Mar 8, 2023 - Politics & Policy

America still doesn't put enough women on pedestals

Illustration of a stone sculpture of a woman, with a large crack running through it.

Illustration: Allie Carl/Axios

It's easier in the United States to find a sculpture of a mermaid than of any American-born woman who actually is part of this world.

  • That's according to Monument Lab, a nonprofit that in 2021 counted who and what Americans honor in their public art — 22 sculptures of mermaids, to 21 honoring abolitionist Harriet Tubman.

Driving the news: For Women's History Month, we looked into whether increased awareness of the lack of diversity in American monuments and sculptures has created actual change.

  • The answer: Not really. Despite some new statues of women, bridging the gap between the number of memorialized white men and any other American demographic would be expensive and take time.

Why it matters: Monuments have historically represented our values by putting concepts and people on literal pedestals, then enshrining them with protective status and decades-long upkeep.

  • But public art in the U.S. has long presented a lopsided view that can leave the impression that American history is all horses and white male military veterans.

What they're saying: "When we don't see people on pedestals that look like us or tell our stories, that tells us that we don't belong within veneration, we don't belong within honor, and often that we don't belong within that space," says Sue Mobley, director of research at Monument Lab, who co-authored the 2021 audit.

By the numbers: No comprehensive, up-to-date ledger of American public art installations exists, but researchers agree that women and people of color are deeply underrepresented.

  • Of the top 50 historical figures represented in Monument Lab data, only three are women, and only five are Black or Indigenous. Half are people who enslaved others.
  • Only one woman is featured in more sculptures than Tubman, according to the Monument Lab audit: Joan of Arc, the patron saint of France who became popular here when her image became a symbol of the Allies in World War I. She died more than three centuries before the founding of the United States.
  • Only 6% of American monuments feature real women as their subjects, according to research by Sierra Rooney, assistant professor of art history at the University of Wisconsin-La Crosse.
  • Only 32% of monuments to women are figurative. "The rest are super abstract, so … it looks like a fountain or a bird bath," Mobley says.

Zoom out: When women are represented in monuments and statues, they are often allegorical or fictional characters, such as the depiction of Little Nell alongside Charles Dickens in Philadelphia or the statue of Dorothy from "The Wizard of Oz" in Chicago.

Flashback: New York's Central Park hosted only statues of men and fictional female characters until 2020 — 100 years after white women gained the right to vote — when a bronze monument was installed depicting suffragist pioneers Susan B. Anthony, Sojourner Truth and Elizabeth Cady Stanton.

  • The statue spurred national media coverage and calls for an even playing field in municipal art.
  • "The fact that nobody, for a long time, even noticed that women were missing in Central Park — what does that say about the invisibility of women?" Pam Elam, president of Monumental Women, which campaigned for the sculpture, told the New York Times.

The big picture: This discrepancy plays out across the country.
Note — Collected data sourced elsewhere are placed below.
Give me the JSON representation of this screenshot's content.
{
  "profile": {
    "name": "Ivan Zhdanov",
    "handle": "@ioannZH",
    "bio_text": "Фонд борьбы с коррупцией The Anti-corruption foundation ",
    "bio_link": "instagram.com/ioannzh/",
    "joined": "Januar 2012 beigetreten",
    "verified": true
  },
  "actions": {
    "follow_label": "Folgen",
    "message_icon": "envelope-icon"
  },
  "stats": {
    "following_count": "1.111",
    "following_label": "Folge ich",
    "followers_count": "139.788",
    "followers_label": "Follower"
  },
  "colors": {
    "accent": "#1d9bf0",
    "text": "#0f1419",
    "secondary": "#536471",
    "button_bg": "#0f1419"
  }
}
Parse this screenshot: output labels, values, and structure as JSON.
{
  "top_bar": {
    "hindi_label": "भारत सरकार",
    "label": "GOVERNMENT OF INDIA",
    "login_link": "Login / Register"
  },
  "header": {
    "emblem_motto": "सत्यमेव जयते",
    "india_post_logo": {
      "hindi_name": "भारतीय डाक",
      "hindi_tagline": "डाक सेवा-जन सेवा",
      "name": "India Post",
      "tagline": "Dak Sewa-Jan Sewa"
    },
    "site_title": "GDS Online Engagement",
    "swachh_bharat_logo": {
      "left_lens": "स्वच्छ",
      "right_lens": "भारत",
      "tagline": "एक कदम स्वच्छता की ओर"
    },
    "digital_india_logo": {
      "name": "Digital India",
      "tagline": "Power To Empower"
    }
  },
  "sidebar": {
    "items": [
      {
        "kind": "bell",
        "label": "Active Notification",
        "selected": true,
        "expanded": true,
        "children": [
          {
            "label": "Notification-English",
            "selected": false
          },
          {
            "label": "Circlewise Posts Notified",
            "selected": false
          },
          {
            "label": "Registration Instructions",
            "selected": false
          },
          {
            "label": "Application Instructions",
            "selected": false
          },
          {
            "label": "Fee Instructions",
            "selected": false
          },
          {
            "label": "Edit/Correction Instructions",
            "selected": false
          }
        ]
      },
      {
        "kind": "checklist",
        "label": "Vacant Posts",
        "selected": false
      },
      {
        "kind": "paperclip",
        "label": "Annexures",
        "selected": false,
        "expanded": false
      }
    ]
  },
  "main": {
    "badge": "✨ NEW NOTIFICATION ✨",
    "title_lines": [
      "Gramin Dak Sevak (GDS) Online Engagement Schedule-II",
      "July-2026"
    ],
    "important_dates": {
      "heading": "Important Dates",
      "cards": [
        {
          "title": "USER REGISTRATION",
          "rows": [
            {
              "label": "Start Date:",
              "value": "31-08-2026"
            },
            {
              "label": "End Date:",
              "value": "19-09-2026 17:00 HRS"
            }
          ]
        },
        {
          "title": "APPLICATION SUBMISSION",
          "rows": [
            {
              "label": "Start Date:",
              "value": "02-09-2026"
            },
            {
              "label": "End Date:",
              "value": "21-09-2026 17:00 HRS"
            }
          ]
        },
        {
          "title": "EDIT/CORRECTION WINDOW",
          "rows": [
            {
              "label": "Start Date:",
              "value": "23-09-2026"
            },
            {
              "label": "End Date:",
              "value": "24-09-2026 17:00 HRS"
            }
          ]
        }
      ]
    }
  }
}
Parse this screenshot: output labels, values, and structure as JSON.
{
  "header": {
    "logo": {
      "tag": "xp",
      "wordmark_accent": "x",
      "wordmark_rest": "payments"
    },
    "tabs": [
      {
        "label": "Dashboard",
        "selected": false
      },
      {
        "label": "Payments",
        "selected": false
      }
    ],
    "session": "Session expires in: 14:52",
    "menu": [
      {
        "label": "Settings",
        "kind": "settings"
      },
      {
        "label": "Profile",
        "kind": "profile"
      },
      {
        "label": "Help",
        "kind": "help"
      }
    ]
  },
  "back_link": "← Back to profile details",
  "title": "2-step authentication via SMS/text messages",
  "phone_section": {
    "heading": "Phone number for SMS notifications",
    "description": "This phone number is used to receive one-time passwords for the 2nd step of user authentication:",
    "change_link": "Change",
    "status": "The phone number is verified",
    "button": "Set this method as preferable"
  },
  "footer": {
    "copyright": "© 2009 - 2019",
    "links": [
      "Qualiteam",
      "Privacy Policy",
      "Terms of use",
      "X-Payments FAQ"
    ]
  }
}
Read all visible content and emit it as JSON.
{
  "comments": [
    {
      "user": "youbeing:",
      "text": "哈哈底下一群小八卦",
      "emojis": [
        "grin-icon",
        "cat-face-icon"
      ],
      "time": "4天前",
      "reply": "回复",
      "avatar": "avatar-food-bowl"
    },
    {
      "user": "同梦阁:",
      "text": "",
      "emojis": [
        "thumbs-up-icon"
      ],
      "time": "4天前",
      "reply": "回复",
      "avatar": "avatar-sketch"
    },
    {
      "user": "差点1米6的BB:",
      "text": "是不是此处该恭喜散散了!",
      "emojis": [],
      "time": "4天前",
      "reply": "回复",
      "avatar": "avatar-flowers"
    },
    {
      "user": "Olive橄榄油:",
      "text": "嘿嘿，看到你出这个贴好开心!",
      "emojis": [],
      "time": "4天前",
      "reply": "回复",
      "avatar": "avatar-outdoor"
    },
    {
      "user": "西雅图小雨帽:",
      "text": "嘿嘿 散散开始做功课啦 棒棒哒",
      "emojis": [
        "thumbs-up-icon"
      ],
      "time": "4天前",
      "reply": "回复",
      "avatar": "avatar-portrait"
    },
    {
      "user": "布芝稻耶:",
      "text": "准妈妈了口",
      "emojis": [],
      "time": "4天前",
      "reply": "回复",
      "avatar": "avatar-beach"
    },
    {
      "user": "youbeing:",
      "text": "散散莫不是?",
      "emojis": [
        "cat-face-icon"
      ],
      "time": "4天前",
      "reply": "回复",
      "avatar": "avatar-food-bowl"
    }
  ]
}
On the National Mall, only two real women are memorialized alongside more than 40 other figures, including historical men and allegorical interpretations of freedom and justice.

  • New Orleans is home to one of the first American sculptures of a woman, unveiled in 1884 and honoring philanthropist Margaret Haughery.
  • Yet it took 54 years for the same city to commemorate Ruby Bridges' Civil Rights Era-attendance at William Frantz Elementary School. Compare that to the 17 years it took to install a statue of Ignatius J. Reilly, the haphazard fictional character of John Kennedy Toole's southern classic "A Confederacy of Dunces."

Between the lines: Nothing is permanent. In 2020, nearly 100 Confederate monuments were removed as the nation grappled with police violence against Black people, and public officials are starting to back projects to improve representation.

  • San Francisco passed an ordinance in 2018 requiring at least 30% of new public art projects to depict real women.
  • In 2022, the National Statuary Hall in the U.S. Capitol, which hosts two statues from each state, received a donation from Florida of a statue representing Mary McLeod Bethune, the first Black person to be represented in the hall, and Kansas sent a sculpture of Amelia Earhart, the collection's 11th woman.
  • A $10 million campaign in New York will memorialize seven women.
  • For International Women's Day this year, Atlanta unveiled a statue of civil rights leader Xernona Clayton.

The bottom line: "Monument-building is a slow process, and it will be decades — if ever — before gender parity exists in public art," Rooney tells Axios.

  • Creative, multifigure monuments could also be part of the solution. "All the big things require more than one person," Mobley says. "Just putting up a bronze woman across from the bronze man on a horse doesn't do as much as we need it to do."

Go deeper with Monument Lab's interactive map of locations and depicted gender and ethnicities.

  • Make sure your local monuments are represented on, which Mobley calls the fastest way to ensure researchers know they exist.

Editor's note: This story has been corrected to show Sue Mobley’s title at Monument Lab is director of research, not senior research scholar.